The shooting occurred as Homeland Security escalated immigration enforcement in Minnesota by deploying 2,000 agents and officers. It is at least the fifth fatality in violent encounters between ICE agents and community members, according to the Associated Press.

Experts call for parallel investigations

Geoffrey Alpert, a criminology professor at the University of South Carolina, urged caution before drawing conclusions.

“There needs to be two thorough parallel investigations,” Alpert said. “First ICE officials should investigate administratively whether this agent violated policy or training. And then state officials should be conducting a thorough criminal investigation as well.”

Alpert said determining whether the use of force was justified or criminal would depend on many details not yet disclosed publicly.

John P. Gross, a professor at the University of Wisconsin School of Law who has written extensively about officers shooting at moving vehicles, was more pointed in his assessment.

“If this woman was blocking the street and a law enforcement operation, they are entitled to arrest her. What they are not entitled to do is to use deadly force to arrest her,” Gross said. “From just watching the video, this seems like an egregious example.”

Gross said officers must consider the totality of a situation — the crime or allegation at issue, whether a person can be located at a later date, and whether they pose an actual danger. He noted that Minnesota has revised its use-of-force statutes to require clearly identified and immediate threats, and to make it easier for prosecutors to file state charges for excessive force.

Whether charges are possible

It is too early to know whether the ICE officer could face criminal charges. Multiple investigations are ongoing, and prosecutors have said no decisions will be made until those inquiries are complete.

Daniel Borgertpoepping, a spokesperson for the Hennepin County Attorney’s Office, said investigators are still gathering facts. “The bottom line is yes, we have jurisdiction,” he said, adding that charging decisions would come later, if at all.

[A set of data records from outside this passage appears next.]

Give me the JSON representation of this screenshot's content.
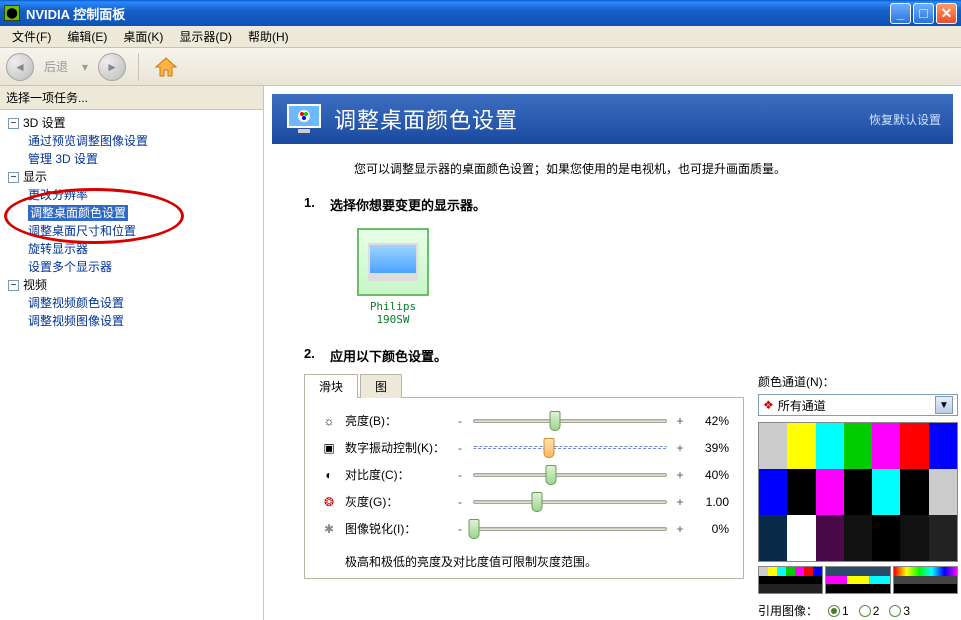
{
  "window": {
    "title": "NVIDIA 控制面板"
  },
  "menu": {
    "file": "文件(F)",
    "edit": "编辑(E)",
    "desktop": "桌面(K)",
    "display": "显示器(D)",
    "help": "帮助(H)"
  },
  "toolbar": {
    "back_label": "后退"
  },
  "sidebar": {
    "header": "选择一项任务...",
    "groups": [
      {
        "label": "3D 设置",
        "items": [
          "通过预览调整图像设置",
          "管理 3D 设置"
        ]
      },
      {
        "label": "显示",
        "items": [
          "更改分辨率",
          "调整桌面颜色设置",
          "调整桌面尺寸和位置",
          "旋转显示器",
          "设置多个显示器"
        ],
        "selected_index": 1
      },
      {
        "label": "视频",
        "items": [
          "调整视频颜色设置",
          "调整视频图像设置"
        ]
      }
    ]
  },
  "banner": {
    "title": "调整桌面颜色设置",
    "restore": "恢复默认设置"
  },
  "description": "您可以调整显示器的桌面颜色设置；如果您使用的是电视机，也可提升画面质量。",
  "section1": {
    "num": "1.",
    "title": "选择你想要变更的显示器。"
  },
  "monitor": {
    "name": "Philips 190SW"
  },
  "section2": {
    "num": "2.",
    "title": "应用以下颜色设置。"
  },
  "tabs": {
    "slider": "滑块",
    "image": "图"
  },
  "sliders": {
    "brightness": {
      "icon": "☼",
      "label": "亮度(B)：",
      "minus": "-",
      "plus": "+",
      "value": "42%",
      "pos": 42
    },
    "vibrance": {
      "icon": "▣",
      "label": "数字振动控制(K)：",
      "minus": "-",
      "plus": "+",
      "value": "39%",
      "pos": 39,
      "highlight": true
    },
    "contrast": {
      "icon": "◐",
      "label": "对比度(C)：",
      "minus": "-",
      "plus": "+",
      "value": "40%",
      "pos": 40
    },
    "gamma": {
      "icon": "❂",
      "label": "灰度(G)：",
      "minus": "-",
      "plus": "+",
      "value": "1.00",
      "pos": 33
    },
    "sharpen": {
      "icon": "✱",
      "label": "图像锐化(I)：",
      "minus": "-",
      "plus": "+",
      "value": "0%",
      "pos": 0
    },
    "note": "极高和极低的亮度及对比度值可限制灰度范围。"
  },
  "channel": {
    "label": "颜色通道(N)：",
    "icon": "❖",
    "selected": "所有通道"
  },
  "reference": {
    "label": "引用图像：",
    "options": [
      "1",
      "2",
      "3"
    ],
    "selected_index": 0
  }
}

Federal law enforcement officers have broad legal protections when acting in the course of their official duties. Late last year, Deputy Attorney General Todd Blanche said arrests of federal officers performing their duties would be “illegal and futile,” citing the Constitution’s Supremacy Clause and federal law. Legal experts said those protections are significant but not absolute — federal agents can still face criminal liability if prosecutors determine they acted unlawfully or outside their authority.

A pattern of contested incidents

The Minneapolis case is not the first to draw scrutiny. In October, a Chicago woman, Marimar Martinez, 30, was shot five times by a Border Patrol agent in a similar incident involving a vehicle. Homeland Security officials called her a “domestic terrorist” and said she had ambushed and rammed agents with her vehicle. She was charged with assaulting a federal officer.

Federal prosecutors later dismissed the case after security camera video and body camera footage showed a Border Patrol agent steering his vehicle into Martinez’s truck.

In Wednesday’s Minneapolis shooting, the vehicle can be seen in video crashing into two parked cars before coming to a stop. It was unclear from the video whether the vehicle made contact with the officer before he stepped to the side.

How moving-vehicle policies developed

Law enforcement agencies have restricted shooting at moving vehicles for decades, citing the danger to bystanders and the risk that a driver who is shot will lose control.

The New York City Police Department was among the first to adopt such limits, barring officers from firing at or from moving vehicles after a 1972 shooting killed a 10-year-old passenger in a stolen car and sparked protests. Research in subsequent years found the policy, along with other use-of-force restrictions, helped reduce bystander injuries and deaths in police shootings.

The Police Executive Research Forum and the International Association of Chiefs of Police have recommended similar limits, warning that shooting at vehicles creates serious risks from stray gunfire or from a vehicle crashing if the driver is hit.